Most of the reporting on this is terrible, sourced from tweets and suchlike. Here’s a good article on what went down, why it was probably inevitable, and what the ramifications are for the Australian music business.
Some observations.
1. Past iterations of Soundwave actually had good lineups, but this one didn’t.
This year, you got to pay $170 to listen to various washed up British hardcore bands, even more washed up American nu metal bands, plus Frenzal Rhomb. They’re a huge draw, I guess…?
AJ Maddah claims on Twitter that he nearly wrangled a RATM reunion, and that would have been something. Like a lot of his management, it seems SW16’s success depended on all the stars aligning.
Look, if only mediocre bands want to play your festival, that’s fine – but you have to adjust the ticket price downwards. SW16’s ticket sales sucked because the bill just wasn’t worth it. Nobody wants to pay $170 to see Disturbed. They are not headliner material for a show of this magnitude.
Going over to Europe, you can see Manowar screw up their own effort at a festival with the same mistake. Magic Circle Festival 2007 cost €10. Everyone and their evil twin attended. Magic Circle Festival 2008 cost €80, but they had a great lineup and a once in a lifetime opportunity to see Manowar play their first six albums back to back (the show lasted over three continuous hours). Magic Circle Festivals 2009 and 2010 had nothing special going for it, no good bands except Manowar…and it cost €75. The value had gone, but the price stayed the same.
There was no Magic Circle Festival 2011.
2. Maddah’s doing the same thing everyone does.
That is, robbing Peter to pay Paul and trying to cover old debts with a slew of fresh debts. This isn’t uncommon in finance. Lots of successful companies work this way. Just keep ballooning upwards on an ever-increasing pile of debt, and you’ll look like you’re a rising star. The trouble is, eventually things contract, and then you’re not able to pay people.
Read the article, especially the part about various contractors and freelancers persuing unpaid debts related to SW and Maddah. These are guys who had gotten burned and were consequently pretty unwilling to extend credit to SW, thus putting a spoke in his wheel. While SW was looking like a success from the outside, the foundation was already crumbling.

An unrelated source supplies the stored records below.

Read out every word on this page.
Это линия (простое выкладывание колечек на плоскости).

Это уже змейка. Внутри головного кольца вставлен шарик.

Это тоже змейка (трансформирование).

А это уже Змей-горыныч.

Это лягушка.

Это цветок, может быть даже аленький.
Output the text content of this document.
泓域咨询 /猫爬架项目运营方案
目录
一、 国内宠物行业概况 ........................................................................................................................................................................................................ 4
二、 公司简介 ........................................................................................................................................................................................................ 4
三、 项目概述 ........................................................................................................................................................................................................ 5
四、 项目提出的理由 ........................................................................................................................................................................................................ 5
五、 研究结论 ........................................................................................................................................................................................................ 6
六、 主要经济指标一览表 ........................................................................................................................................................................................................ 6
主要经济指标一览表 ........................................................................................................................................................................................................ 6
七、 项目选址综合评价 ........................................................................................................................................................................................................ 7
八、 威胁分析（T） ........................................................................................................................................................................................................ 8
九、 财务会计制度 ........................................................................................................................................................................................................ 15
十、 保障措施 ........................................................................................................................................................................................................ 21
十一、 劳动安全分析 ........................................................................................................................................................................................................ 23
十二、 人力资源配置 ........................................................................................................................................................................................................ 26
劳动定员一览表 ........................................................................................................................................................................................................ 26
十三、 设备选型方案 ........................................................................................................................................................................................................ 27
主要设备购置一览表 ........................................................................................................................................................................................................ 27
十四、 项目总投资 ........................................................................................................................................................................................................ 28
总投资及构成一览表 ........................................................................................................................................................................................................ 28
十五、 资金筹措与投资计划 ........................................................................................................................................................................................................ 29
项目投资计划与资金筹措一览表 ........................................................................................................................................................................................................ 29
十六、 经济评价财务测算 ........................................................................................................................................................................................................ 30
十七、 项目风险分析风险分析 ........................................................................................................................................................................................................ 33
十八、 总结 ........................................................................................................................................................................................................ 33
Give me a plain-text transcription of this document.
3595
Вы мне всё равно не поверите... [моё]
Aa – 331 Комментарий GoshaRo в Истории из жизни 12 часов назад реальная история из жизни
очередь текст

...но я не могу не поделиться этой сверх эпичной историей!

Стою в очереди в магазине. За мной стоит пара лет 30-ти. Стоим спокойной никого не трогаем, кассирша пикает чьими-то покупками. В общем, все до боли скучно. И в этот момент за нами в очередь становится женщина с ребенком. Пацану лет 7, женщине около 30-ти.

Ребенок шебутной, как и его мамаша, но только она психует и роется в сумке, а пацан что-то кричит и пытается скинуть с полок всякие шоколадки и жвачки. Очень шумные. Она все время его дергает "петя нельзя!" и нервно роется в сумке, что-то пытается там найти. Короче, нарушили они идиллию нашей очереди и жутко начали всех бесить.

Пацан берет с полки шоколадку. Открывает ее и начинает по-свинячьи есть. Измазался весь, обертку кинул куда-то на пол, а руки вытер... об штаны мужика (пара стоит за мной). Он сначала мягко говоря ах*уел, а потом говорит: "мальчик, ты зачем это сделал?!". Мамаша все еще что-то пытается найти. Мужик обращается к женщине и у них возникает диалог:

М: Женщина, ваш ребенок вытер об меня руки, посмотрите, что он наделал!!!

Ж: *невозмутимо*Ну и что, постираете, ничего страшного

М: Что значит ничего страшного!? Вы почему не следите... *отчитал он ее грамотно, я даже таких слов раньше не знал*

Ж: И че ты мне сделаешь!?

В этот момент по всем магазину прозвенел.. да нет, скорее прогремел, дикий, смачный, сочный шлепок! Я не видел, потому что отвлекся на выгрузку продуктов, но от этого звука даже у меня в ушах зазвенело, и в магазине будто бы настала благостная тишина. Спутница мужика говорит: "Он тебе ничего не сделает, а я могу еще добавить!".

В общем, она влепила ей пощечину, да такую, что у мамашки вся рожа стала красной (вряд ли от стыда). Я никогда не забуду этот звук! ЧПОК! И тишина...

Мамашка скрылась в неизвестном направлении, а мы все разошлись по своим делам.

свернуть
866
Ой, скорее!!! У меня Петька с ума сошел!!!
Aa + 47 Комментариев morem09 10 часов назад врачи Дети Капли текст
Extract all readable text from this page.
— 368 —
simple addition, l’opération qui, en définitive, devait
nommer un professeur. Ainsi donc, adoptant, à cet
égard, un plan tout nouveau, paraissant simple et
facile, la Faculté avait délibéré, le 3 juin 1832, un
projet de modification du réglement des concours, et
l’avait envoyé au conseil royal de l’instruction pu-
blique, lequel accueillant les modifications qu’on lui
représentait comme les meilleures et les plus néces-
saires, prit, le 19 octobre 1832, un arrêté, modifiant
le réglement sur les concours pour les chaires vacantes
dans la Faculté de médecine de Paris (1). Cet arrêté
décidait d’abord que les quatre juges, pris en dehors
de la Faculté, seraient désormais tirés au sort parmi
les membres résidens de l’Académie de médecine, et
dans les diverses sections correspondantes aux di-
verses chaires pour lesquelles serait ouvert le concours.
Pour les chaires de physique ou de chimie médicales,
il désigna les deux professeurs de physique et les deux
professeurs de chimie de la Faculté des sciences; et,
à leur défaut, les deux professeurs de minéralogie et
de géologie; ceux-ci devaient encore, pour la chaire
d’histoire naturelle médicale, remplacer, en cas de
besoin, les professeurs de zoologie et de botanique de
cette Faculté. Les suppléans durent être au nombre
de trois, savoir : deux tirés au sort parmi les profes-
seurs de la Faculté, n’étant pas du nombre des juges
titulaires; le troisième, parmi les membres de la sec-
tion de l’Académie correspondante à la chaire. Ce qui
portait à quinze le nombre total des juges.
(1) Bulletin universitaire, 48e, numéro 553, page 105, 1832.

And then there’s the unpaid talent. That’s really bad. These bands all talk to each other, you know? It’s hinted between the lines that Maddah had trouble wrangling with acts like Bring Me the Horizon because they knew his habit of writing rubber cheques.
And these were the bands Maddah counted on to recoup the losses of 2014 and 2015, keeping the next stage of the game going.
3. We should put some R&D money into more bands like Compressorhead.
Seriously, no more flakey musicians and drug overdoses and reunions that fall through. Although, like RATM, they seem to be having singer problems.